PolicyLens

Methodology note

Require zero-hours pay premium: note

Models require zero-hours pay premium in 2028-29. The estimate is illustrative and excludes wider package interactions.

View main policy page: Require zero-hours pay premium

Central fiscal result

+£0.2bn - Net fiscal impact in 2028-29

Low case: -£0.3bn. High case: +£1.5bn. Positive numbers are fiscal costs or borrowing pressure. Negative numbers are Exchequer savings or receipts.

Scenario and baseline

  • Models require zero-hours pay premium by 2028-29.
  • Baseline is current policy or published departmental plans.
  • Central case uses published party or official anchors where available.
  • Wider manifesto interactions are excluded unless stated.

Affected population

  • Affected units are people, firms, households or providers depending on policy.
  • Direct exposure follows the manifesto or government target group.
  • Indirect exposure includes suppliers, workers, consumers and taxpayers.
  • Weakest counts are widened in the low and high cases.

Gross impact

  • Published anchor or scenario central is +£0.2bn in 2028-29.
  • Gross costs or receipts are adjusted for behaviour and delivery risk.
  • Tax, benefit or procurement offsets are separated in the fiscal build-up.
  • The range is deliberately wider where implementation detail is thin.

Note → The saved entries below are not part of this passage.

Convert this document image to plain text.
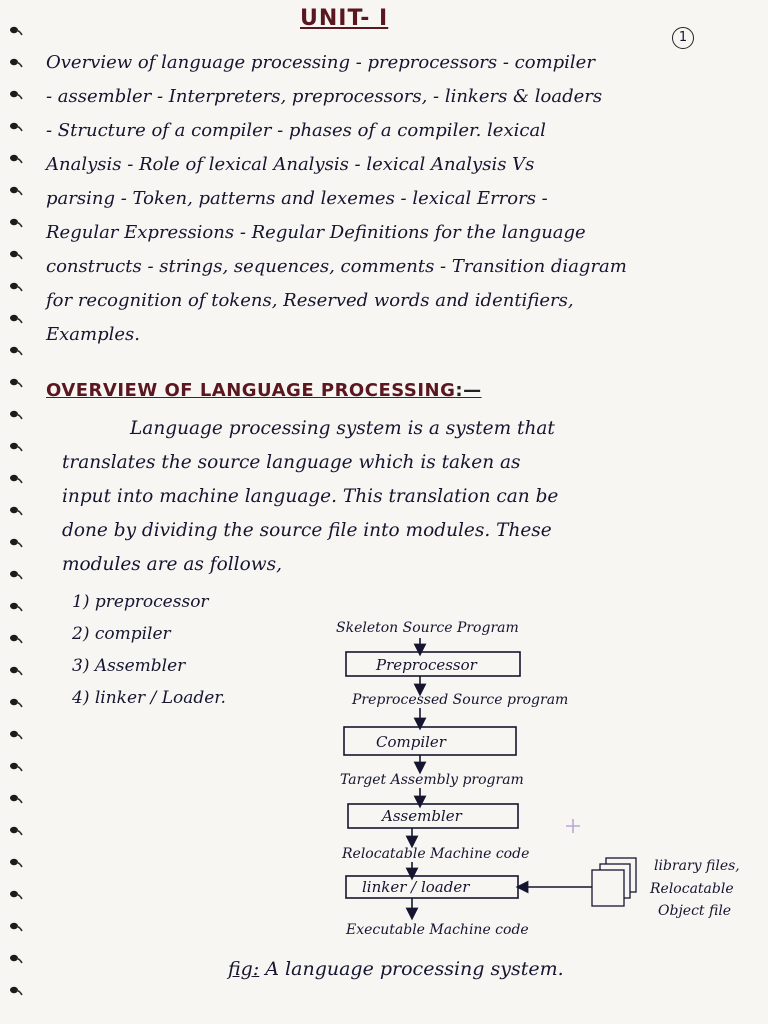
UNIT- I
1
Overview of language processing - preprocessors - compiler
- assembler - Interpreters, preprocessors, - linkers & loaders
- Structure of a compiler - phases of a compiler. lexical
Analysis - Role of lexical Analysis - lexical Analysis Vs
parsing - Token, patterns and lexemes - lexical Errors -
Regular Expressions - Regular Definitions for the language
constructs - strings, sequences, comments - Transition diagram
for recognition of tokens, Reserved words and identifiers,
Examples.
OVERVIEW OF LANGUAGE PROCESSING:—
Language processing system is a system that
translates the source language which is taken as
input into machine language. This translation can be
done by dividing the source file into modules. These
modules are as follows,
1) preprocessor
2) compiler
3) Assembler
4) linker / Loader.
Skeleton Source Program
Preprocessor
Preprocessed Source program
Compiler
Target Assembly program
Assembler
Relocatable Machine code
linker / loader
library files,
Relocatable
Object file
Executable Machine code
fig: A language processing system.
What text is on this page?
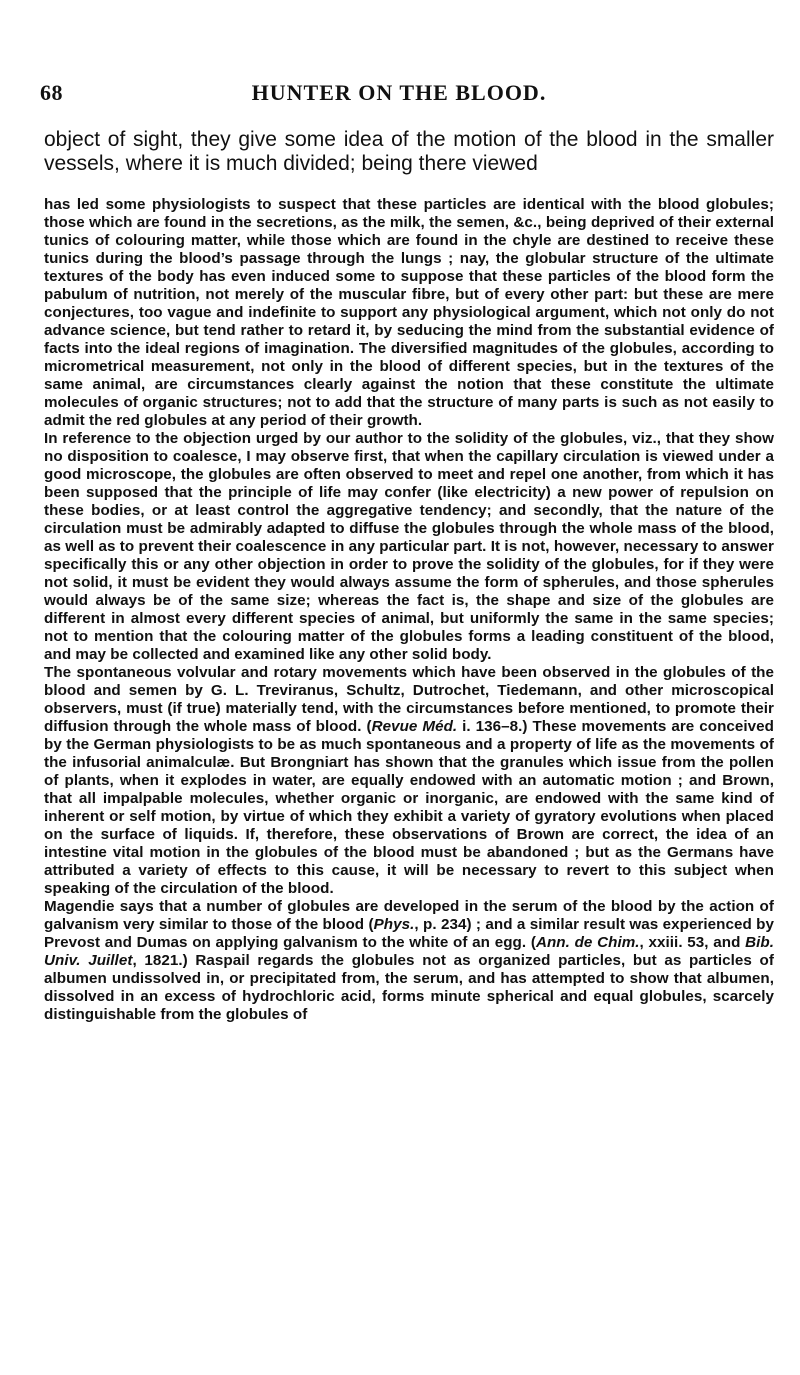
68	HUNTER ON THE BLOOD.

object of sight, they give some idea of the motion of the blood in the smaller vessels, where it is much divided; being there viewed

has led some physiologists to suspect that these particles are identical with the blood globules; those which are found in the secretions, as the milk, the semen, &c., being deprived of their external tunics of colouring matter, while those which are found in the chyle are destined to receive these tunics during the blood’s passage through the lungs ; nay, the globular structure of the ultimate textures of the body has even induced some to suppose that these particles of the blood form the pabulum of nutrition, not merely of the muscular fibre, but of every other part: but these are mere conjectures, too vague and indefinite to support any physiological argument, which not only do not advance science, but tend rather to retard it, by seducing the mind from the substantial evidence of facts into the ideal regions of imagination. The diversified magnitudes of the globules, according to micrometrical measurement, not only in the blood of different species, but in the textures of the same animal, are circumstances clearly against the notion that these constitute the ultimate molecules of organic structures; not to add that the structure of many parts is such as not easily to admit the red globules at any period of their growth.

In reference to the objection urged by our author to the solidity of the globules, viz., that they show no disposition to coalesce, I may observe first, that when the capillary circulation is viewed under a good microscope, the globules are often observed to meet and repel one another, from which it has been supposed that the principle of life may confer (like electricity) a new power of repulsion on these bodies, or at least control the aggregative tendency; and secondly, that the nature of the circulation must be admirably adapted to diffuse the globules through the whole mass of the blood, as well as to prevent their coalescence in any particular part. It is not, however, necessary to answer specifically this or any other objection in order to prove the solidity of the globules, for if they were not solid, it must be evident they would always assume the form of spherules, and those spherules would always be of the same size; whereas the fact is, the shape and size of the globules are different in almost every different species of animal, but uniformly the same in the same species; not to mention that the colouring matter of the globules forms a leading constituent of the blood, and may be collected and examined like any other solid body.

The spontaneous volvular and rotary movements which have been observed in the globules of the blood and semen by G. L. Treviranus, Schultz, Dutrochet, Tiedemann, and other microscopical observers, must (if true) materially tend, with the circumstances before mentioned, to promote their diffusion through the whole mass of blood. (Revue Méd. i. 136–8.) These movements are conceived by the German physiologists to be as much spontaneous and a property of life as the movements of the infusorial animalculæ. But Brongniart has shown that the granules which issue from the pollen of plants, when it explodes in water, are equally endowed with an automatic motion ; and Brown, that all impalpable molecules, whether organic or inorganic, are endowed with the same kind of inherent or self motion, by virtue of which they exhibit a variety of gyratory evolutions when placed on the surface of liquids. If, therefore, these observations of Brown are correct, the idea of an intestine vital motion in the globules of the blood must be abandoned ; but as the Germans have attributed a variety of effects to this cause, it will be necessary to revert to this subject when speaking of the circulation of the blood.

Magendie says that a number of globules are developed in the serum of the blood by the action of galvanism very similar to those of the blood (Phys., p. 234) ; and a similar result was experienced by Prevost and Dumas on applying galvanism to the white of an egg. (Ann. de Chim., xxiii. 53, and Bib. Univ. Juillet, 1821.) Raspail regards the globules not as organized particles, but as particles of albumen undissolved in, or precipitated from, the serum, and has attempted to show that albumen, dissolved in an excess of hydrochloric acid, forms minute spherical and equal globules, scarcely distinguishable from the globules of
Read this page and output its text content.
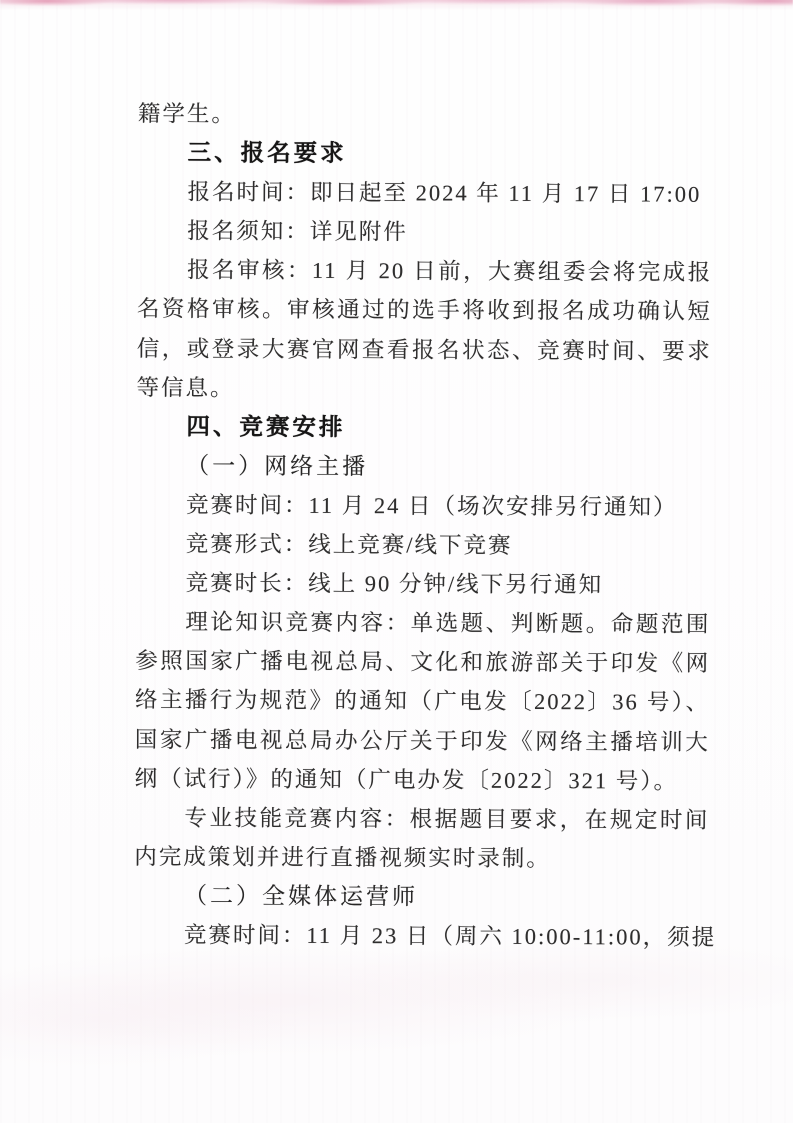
籍学生。
三、报名要求
报名时间：即日起至 2024 年 11 月 17 日 17:00
报名须知：详见附件
报名审核：11 月 20 日前，大赛组委会将完成报
名资格审核。审核通过的选手将收到报名成功确认短
信，或登录大赛官网查看报名状态、竞赛时间、要求
等信息。
四、竞赛安排
（一）网络主播
竞赛时间：11 月 24 日（场次安排另行通知）
竞赛形式：线上竞赛/线下竞赛
竞赛时长：线上 90 分钟/线下另行通知
理论知识竞赛内容：单选题、判断题。命题范围
参照国家广播电视总局、文化和旅游部关于印发《网
络主播行为规范》的通知（广电发〔2022〕36 号）、
国家广播电视总局办公厅关于印发《网络主播培训大
纲（试行）》的通知（广电办发〔2022〕321 号）。
专业技能竞赛内容：根据题目要求，在规定时间
内完成策划并进行直播视频实时录制。
（二）全媒体运营师
竞赛时间：11 月 23 日（周六 10:00-11:00，须提
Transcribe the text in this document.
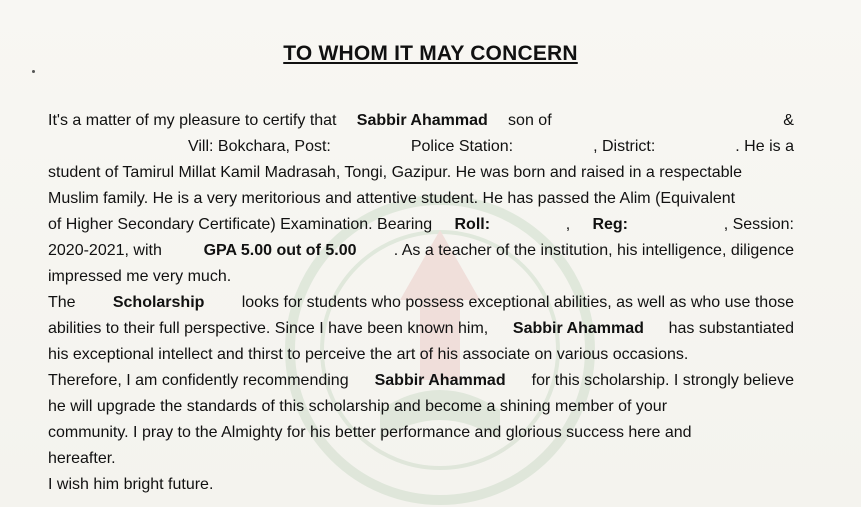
TO WHOM IT MAY CONCERN
It's a matter of my pleasure to certify that Sabbir Ahammad son of	&
Vill: Bokchara, Post:	Police Station:	, District:	. He is a
student of Tamirul Millat Kamil Madrasah, Tongi, Gazipur. He was born and raised in a respectable
Muslim family. He is a very meritorious and attentive student. He has passed the Alim (Equivalent
of Higher Secondary Certificate) Examination. Bearing Roll:	, Reg:	, Session:
2020-2021, with GPA 5.00 out of 5.00 . As a teacher of the institution, his intelligence, diligence
impressed me very much.
The Scholarship looks for students who possess exceptional abilities, as well as who use those
abilities to their full perspective. Since I have been known him, Sabbir Ahammad has substantiated
his exceptional intellect and thirst to perceive the art of his associate on various occasions.
Therefore, I am confidently recommending Sabbir Ahammad for this scholarship. I strongly believe
he will upgrade the standards of this scholarship and become a shining member of your
community. I pray to the Almighty for his better performance and glorious success here and
hereafter.
I wish him bright future.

Fiscal build-up, central case

  • Gross programme or delivery cost: +£0.2bn
  • Tax and receipt offsets: +£0.0bn
  • Administration and evaluation: +£0.1bn
  • Behavioural and pass-through effects: -£0.1bn

Central net impact: +£0.2bn in 2028-29.

Behaviour and pass-through

  • Low case assumes stronger delivery or receipts than central.
  • Central case applies moderate behavioural leakage and pass-through.
  • High case allows weaker delivery, larger take-up or higher costs.
  • Output effects follow incidence, capacity and investment channels.
  • Distributional gains do not automatically imply GDP gains.

Phasing

  • 2026-27: +£0.0bn. Phased implementation and take-up.
  • 2027-28: +£0.1bn. Phased implementation and take-up.
  • 2028-29: +£0.2bn. Phased implementation and take-up.
  • 2029-30: +£0.2bn. Phased implementation and take-up.

Main source groups

  • Autor, Donohue and Schwab, "The Costs of Wrongful-Discharge Laws" (Review of Economic Studies, 2006): Wrongful-discharge protections increased firing costs and affected firm employment decisions; relevant to worker-rights reforms.
  • Gruber, "The Incidence of Payroll Taxation" (Journal of Public Economics, 1997): Employer payroll taxes are often shifted partly to workers through wages, but incidence depends on institutions and time; important for employer NIC and labour-cost policies.
  • HMRC, "Direct effects of illustrative tax changes" (2025): Ready reckoners show direct tax-change effects but are approximate for large reforms; used to scale tax proposals cautiously.
  • Liberal Democrats, "For a Fair Deal: Liberal Democrat Manifesto 2024" (2024): The manifesto gives announced policy detail across health, care, housing, taxes and climate; used to define the policy scenarios.